Does every team need a definition of done?

Yes, if the team ships work that other people depend on. The DoD is the mechanism that makes "done" mean the same thing to everyone. Teams without one either develop implicit standards (which aren't shared or enforced) or argue about done-ness at the worst possible moments, usually at the end of a sprint.

Can the definition of done be different for different types of work?

Yes, with caution. Many teams have a story-level DoD and a sprint-level DoD (as described in the levels section above). Some teams have slightly different criteria for bug fixes vs. new features. But be careful about fragmentation. The more exceptions and special cases the DoD has, the more cognitive load it creates and the less reliably it gets applied.

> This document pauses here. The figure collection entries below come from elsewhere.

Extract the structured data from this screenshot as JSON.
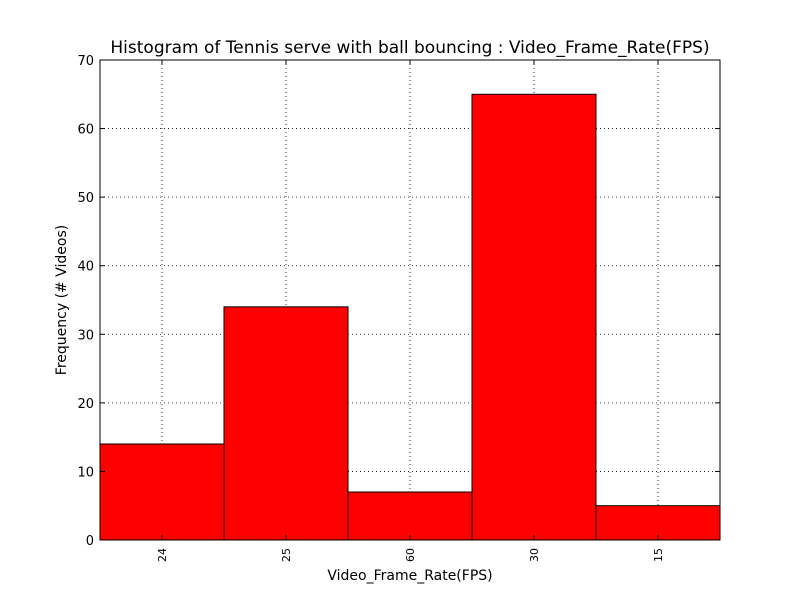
{
  "chart_data": {
    "type": "bar",
    "title": "Histogram of Tennis serve with ball bouncing : Video_Frame_Rate(FPS)",
    "xlabel": "Video_Frame_Rate(FPS)",
    "ylabel": "Frequency (# Videos)",
    "categories": [
      "24",
      "25",
      "60",
      "30",
      "15"
    ],
    "values": [
      14,
      34,
      7,
      65,
      5
    ],
    "ylim": [
      0,
      70
    ],
    "yticks": [
      "0",
      "10",
      "20",
      "30",
      "40",
      "50",
      "60",
      "70"
    ],
    "grid": true,
    "legend": "none",
    "colors": {
      "bar_fill": "#ff0000",
      "bar_edge": "#000000",
      "grid": "#000000",
      "background": "#ffffff"
    }
  }
}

How does the definition of done relate to story points?

Story points estimate relative effort. The DoD defines quality standards. They're connected because the DoD should be factored into estimates -- if meeting the DoD for a story takes 3 extra hours, that time should be reflected in the story point estimate, not treated as overhead that gets skipped when the team is rushed. When teams underestimate stories because they're not accounting for DoD requirements, they end up in exactly the kind of crunch that leads to DoD shortcuts.


A well-crafted definition of done doesn't slow a team down. It removes the ambiguity that slows teams down. When everyone knows exactly what "done" means before they start, there are fewer surprises, fewer rework loops, and fewer arguments at sprint review. Start with something simple, enforce it consistently, and let it evolve as the team does.